Earlier this year I was fortunate to enroll in and pass the course AI for Everyone, taught by Stanford’s professor Andrew Ng. One of my key takeaway from the course was the AI “black box problem”: AI way of providing results without explaining the rationale behind its process. For AI to be trusted, we need to know what it is doing with our data, why, and how it makes its decisions. In short, we need some explainability. Can blockchain help here?
Blockchain stands to bring in the missing element of trust, which is required for the masses to fully embrace AI at scale. Blockchain provides a system of proof where transactions are logged, timestapped, and signed. AI is a centralized process where its three key elements are data, models, and analytics. Being a centralized process means one must have faith in the central authority to produce a trusted procedural outcome. Here, blockchain can deliver the trust one needs to fully adopt and rely on AI-based processes in the following three ways:
1. Data that belongs to you
A blockchain ledger can be used as a digital rights management system, allowing your data to be ‘licensed’ to the AI providers (AI service technology providers such as Apple, IBM, Amazon, Alibaba, Google, Facebook, Baidu) under your predefined terms, conditions, and duration. This way, the ledger acts as an access point that stores the proofs and permissions by which AI providers can go to and use your data.
2. AI models that are trusted
Blockchain is a means of providing trusted data and provenance of training models for machine learning. Most AI models need data to train (and ongoing data collection) to give accurate answers. With blockchain, we can track the provenance of the training data as well as see an audit trail of the evidence that led to the prediction of an answer. Additionally in cases of data privacy (HIPPA, GDPR, etc…), blockchain uses cryptography as security to enforce sensitive data management for AI training initiatives.
3. AI decisions that are explainable
AI applications are known for assessing large datasets and many variables, leading AI to be easily adopted in various industries and for a variety of reasons. Unfortunately, the resulting AI decisions aren’t always verified by humans for accuracy. Blockchain can at least be used to provide some traceability on AI-powered systems.
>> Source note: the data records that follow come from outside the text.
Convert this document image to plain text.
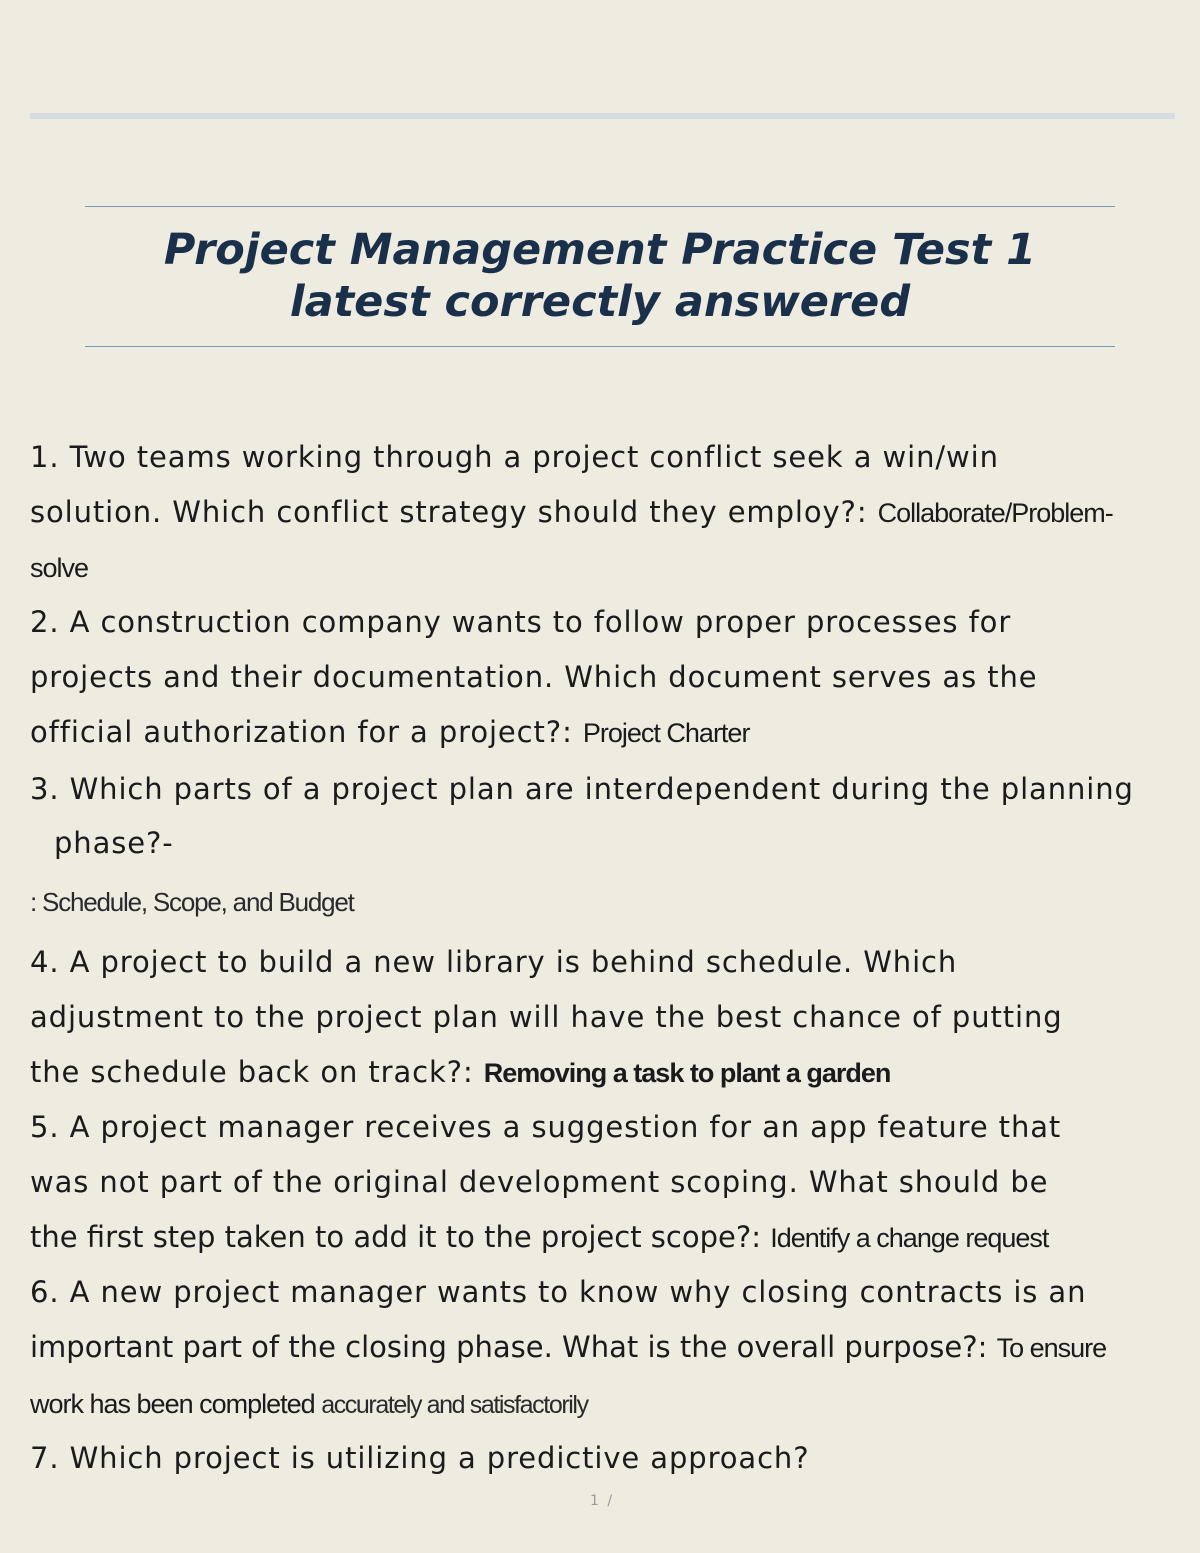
Project Management Practice Test 1
latest correctly answered
1. Two teams working through a project conflict seek a win/win
solution. Which conflict strategy should they employ?: Collaborate/Problem-
solve
2. A construction company wants to follow proper processes for
projects and their documentation. Which document serves as the
official authorization for a project?: Project Charter
3. Which parts of a project plan are interdependent during the planning
phase?-
: Schedule, Scope, and Budget
4. A project to build a new library is behind schedule. Which
adjustment to the project plan will have the best chance of putting
the schedule back on track?: Removing a task to plant a garden
5. A project manager receives a suggestion for an app feature that
was not part of the original development scoping. What should be
the first step taken to add it to the project scope?: Identify a change request
6. A new project manager wants to know why closing contracts is an
important part of the closing phase. What is the overall purpose?: To ensure
work has been completed accurately and satisfactorily
7. Which project is utilizing a predictive approach?
1 /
On a blockchain-enabled environment, it would be possible to link a specific AI output to all the different steps involved in the decision process, or to trace back to the training datasets in order to understand which specific piece of information has influenced the end result.
In conclusion, blockchain is a technology that brings trust to transactions in a network, and is a perfect ‘sidekick’ for AI because of its ability to achieve the provenance and traceability for better AI explainability, governance, and transparency. On the other hand, blockchain needs AI for improvement in consensus mechanisms and smart contract developments.